LCRA and community leadership dedicate HSB power plant



The Thomas C. Ferguson Power Plant in Horseshoe Bay is scheduled to be completed by the end of November.

By Emily Hilley-Sierzchula

Folks in well-worn hard hats and overalls mingled with people dressed to the hilt Wednesday afternoon at the dedication ceremony for the new Lower Colorado River Authority power plant in Horseshoe Bay.

The mayor of San Marcos, Daniel Guerrero, called it “ribbon-cutting weather.”

The Thomas C. Ferguson Power Plant replaces the original plant that went online in 1974. The skeleton of the old Ferguson plant, which is gradually being dismantled, sits alongside its larger and more efficient successor. The site is along the shore of Lake LBJ, which will continue to supply cooling water for the plant.

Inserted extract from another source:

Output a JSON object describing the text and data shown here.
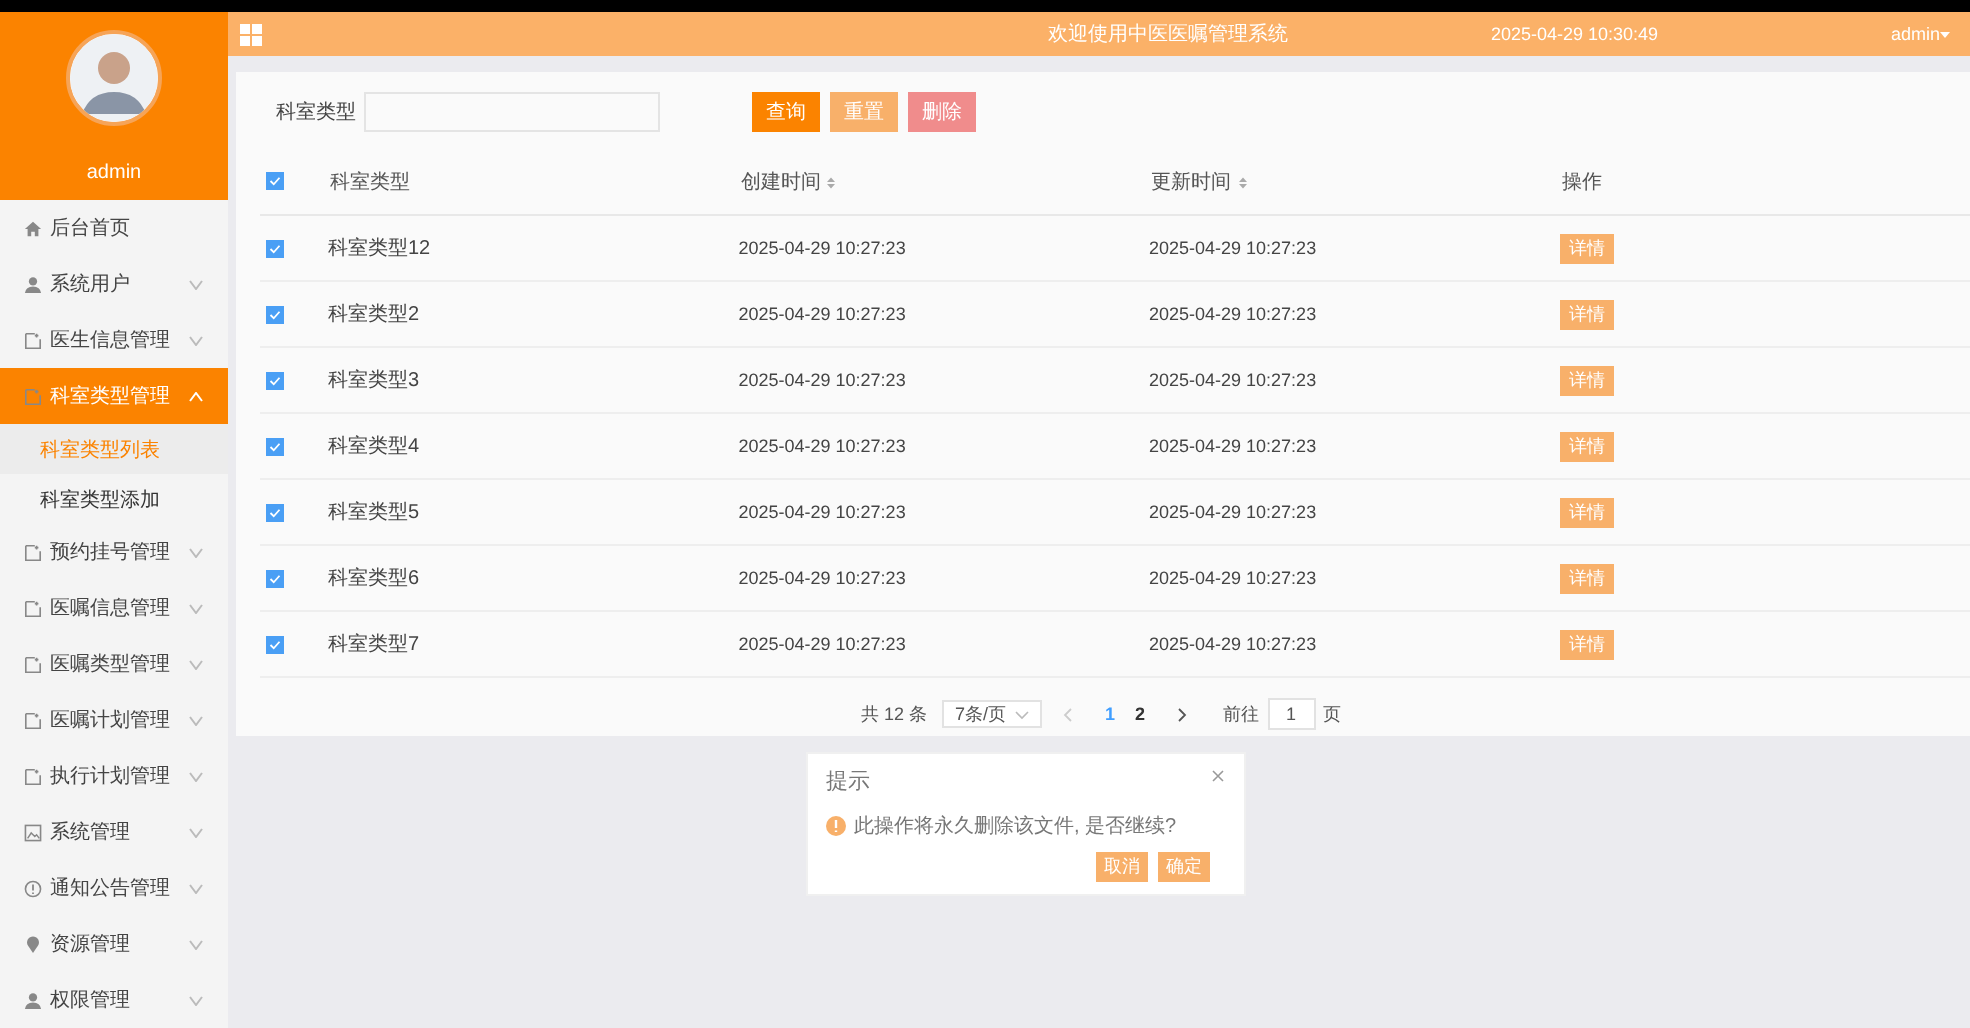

Work on the new plant began in April, 2012. LCRA officials said the project cost $500 million, under the projected cost of $520-550 million.

“We’re proud that we’re on time and on budget,” said LCRA general manager Phil Wilson.

The generating capacity of the old plant was 420 megawatts, compared to the $540 megawatts of power generated from the new plant.

It is also quieter.

“It’s the quietest power plant ever designed,” said Jim Lilly, Fluor vice president. Fluor is the contractor hired by LCRA to design and oversee the project.

Horseshoe Bay Mayor Steve Jordan met with Wilson for an hour and a half before the ceremony to discuss concerns the city has with water weeds and its water reuse proposals.

“It was a good, positive meeting,” Jordan said. “He’s a really quick study and he picked up on the issues at hand.”